Coral Reefs In Indian Ocean Should Bounce Back Quickly From Tsunami EffectsJan. 13, 2005
by Judy Long
Geographer Jennifer Rahn, a Baylor University assistant professor whose principle research focus is coral reefs, says the Dec. 26 tsunami in the Indian Ocean did not cause as much damage to the coral reefs as watchers initially feared. She said the reefs could take a couple of decades to recover, or they could bounce back in as quickly as one or two years. "There are lots of coral reefs in the Indian Ocean, and they have adapted to pounding by hurricanes."
Rahn said the latest reports indicate the destruction to the reefs is less than anticipated, though in some places the reefs may range from five to 50 percent damaged, depending on the location.
"Most of the damage consists of reefs covered with debris--refrigerators, doors and other garbage that has to be removed. Up to 100 scuba diving volunteers a day are out cleaning off the coral," she said.

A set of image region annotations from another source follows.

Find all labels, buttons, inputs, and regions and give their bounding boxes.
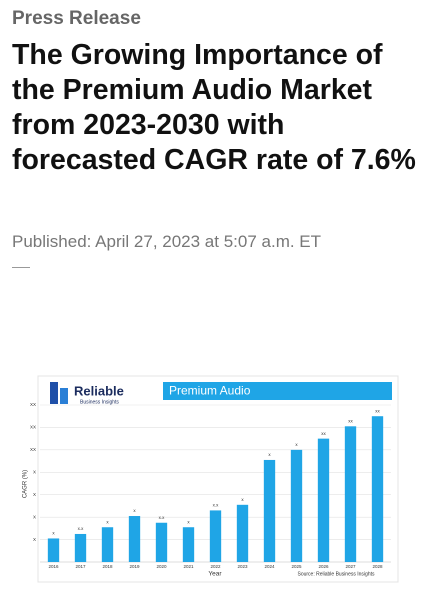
y-tick-label: X <box>33 492 36 497</box>
bar <box>182 527 195 562</box>
source: Source: Reliable Business Insights <box>298 571 375 577</box>
value-label: x <box>187 519 190 524</box>
bar <box>317 438 330 562</box>
x-tick-label: 2016 <box>48 564 59 569</box>
value-label: x <box>106 519 109 524</box>
bar <box>74 533 87 562</box>
x-tick-label: 2022 <box>210 564 221 569</box>
x-tick-label: 2018 <box>102 564 113 569</box>
value-label: x.x <box>78 526 85 531</box>
brand: Reliable <box>74 383 124 398</box>
bar <box>236 504 249 562</box>
value-label: x.x <box>159 515 166 520</box>
x-tick-label: 2023 <box>237 564 248 569</box>
title-banner <box>163 382 392 400</box>
value-label: x <box>268 452 271 457</box>
value-label: xx <box>321 431 326 436</box>
bar <box>101 527 114 562</box>
published-date: Published: April 27, 2023 at 5:07 a.m. E… <box>12 232 322 251</box>
value-label: x <box>52 531 55 536</box>
y-tick-label: XX <box>30 425 36 430</box>
y-axis-label: CAGR (%) <box>23 470 29 498</box>
y-tick-label: X <box>33 537 36 542</box>
bar <box>290 449 303 562</box>
bar <box>263 459 276 562</box>
x-tick-label: 2017 <box>75 564 86 569</box>
x-tick-label: 2026 <box>318 564 329 569</box>
y-tick-label: X <box>33 514 36 519</box>
value-label: xx <box>375 408 380 413</box>
bar <box>155 522 168 562</box>
divider <box>12 267 30 268</box>
x-axis-label: Year <box>208 571 222 578</box>
value-label: x.x <box>213 503 220 508</box>
chart-title: Premium Audio <box>169 384 251 398</box>
bar <box>209 510 222 562</box>
bar <box>344 426 357 562</box>
y-tick-label: XX <box>30 447 36 452</box>
x-tick-label: 2028 <box>372 564 383 569</box>
x-tick-label: 2027 <box>345 564 356 569</box>
bar <box>128 516 141 562</box>
x-tick-label: 2025 <box>291 564 302 569</box>
value-label: x <box>295 442 298 447</box>
y-tick-label: X <box>33 469 36 474</box>
bar <box>47 538 60 562</box>
logo-icon <box>60 388 68 404</box>
value-label: x <box>241 497 244 502</box>
kicker: Press Release <box>12 8 141 29</box>
brand-sub: Business Insights <box>80 399 119 405</box>
value-label: x <box>133 508 136 513</box>
headline: The Growing Importance of the Premium Au… <box>12 39 416 176</box>
logo-icon <box>50 382 58 404</box>
x-tick-label: 2024 <box>264 564 275 569</box>
x-tick-label: 2019 <box>129 564 140 569</box>
bar <box>371 416 384 562</box>
x-tick-label: 2020 <box>156 564 167 569</box>
value-label: xx <box>348 418 353 423</box>
x-tick-label: 2021 <box>183 564 194 569</box>
y-tick-label: XX <box>30 402 36 407</box>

Rahn said shrimp farms sustained extensive damage, so Asian shrimp prices will likely be high for awhile. "Some environmentalists think sea turtles may have sustained considerable damage, but these reports haven't been confirmed."
The greatest damage was to the fishing industry with the destructionof boats and fishing equipment, but there might be a silver lining to that. "The areas are so over-fished, this could give the fisheries a chance to restock," she said.

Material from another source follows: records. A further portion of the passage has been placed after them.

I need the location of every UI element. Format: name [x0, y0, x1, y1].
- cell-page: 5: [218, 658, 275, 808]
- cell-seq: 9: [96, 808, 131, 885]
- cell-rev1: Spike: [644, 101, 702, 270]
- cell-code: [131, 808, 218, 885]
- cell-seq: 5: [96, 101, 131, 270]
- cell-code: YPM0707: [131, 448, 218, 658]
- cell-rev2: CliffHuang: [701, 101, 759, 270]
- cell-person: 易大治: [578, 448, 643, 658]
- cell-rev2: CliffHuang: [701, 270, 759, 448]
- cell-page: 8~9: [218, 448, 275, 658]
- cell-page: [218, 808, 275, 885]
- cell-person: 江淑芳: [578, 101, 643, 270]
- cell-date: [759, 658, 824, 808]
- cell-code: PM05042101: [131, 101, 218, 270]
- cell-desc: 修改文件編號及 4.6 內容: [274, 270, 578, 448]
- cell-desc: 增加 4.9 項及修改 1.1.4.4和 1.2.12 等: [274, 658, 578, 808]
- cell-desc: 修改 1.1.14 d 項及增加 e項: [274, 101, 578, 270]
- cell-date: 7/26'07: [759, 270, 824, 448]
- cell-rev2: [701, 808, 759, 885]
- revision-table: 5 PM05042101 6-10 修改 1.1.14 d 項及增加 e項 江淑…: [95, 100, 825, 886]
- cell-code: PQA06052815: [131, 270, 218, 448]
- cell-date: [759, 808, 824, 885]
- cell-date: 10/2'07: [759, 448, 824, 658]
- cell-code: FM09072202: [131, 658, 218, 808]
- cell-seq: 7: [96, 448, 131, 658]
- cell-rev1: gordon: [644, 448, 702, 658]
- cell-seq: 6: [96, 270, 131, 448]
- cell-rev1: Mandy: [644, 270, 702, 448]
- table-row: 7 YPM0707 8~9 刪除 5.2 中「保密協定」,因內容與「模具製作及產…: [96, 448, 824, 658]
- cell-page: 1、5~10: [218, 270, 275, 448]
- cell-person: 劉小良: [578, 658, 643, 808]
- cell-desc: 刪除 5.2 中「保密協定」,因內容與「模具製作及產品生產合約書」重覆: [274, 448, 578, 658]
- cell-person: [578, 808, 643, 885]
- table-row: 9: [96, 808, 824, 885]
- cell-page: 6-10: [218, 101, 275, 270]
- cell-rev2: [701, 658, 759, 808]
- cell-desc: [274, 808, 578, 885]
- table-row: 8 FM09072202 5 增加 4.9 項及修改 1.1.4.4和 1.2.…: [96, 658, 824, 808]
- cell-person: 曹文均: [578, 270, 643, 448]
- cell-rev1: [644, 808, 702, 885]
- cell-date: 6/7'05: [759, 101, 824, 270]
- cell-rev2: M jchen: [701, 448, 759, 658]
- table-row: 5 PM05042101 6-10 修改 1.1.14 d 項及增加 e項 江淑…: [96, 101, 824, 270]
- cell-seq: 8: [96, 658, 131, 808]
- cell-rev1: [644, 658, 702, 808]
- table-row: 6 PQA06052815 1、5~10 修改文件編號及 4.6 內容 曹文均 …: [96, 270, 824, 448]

Other sea life suffered little damage. "Almost no fish or marine life have washed up on the shores, with the exception of a number of groupers, and they could have come from the aquaculture ponds that were wiped out," Rahn said.
Rahn said the tsunami was caused by a geologic plate shifting upward. "The two tectonic plates involved in the movement were the Burma plate and the Indian plate. In the quake, the Burma plate shifted up to 50 feet upward. That's what caused the tsunami."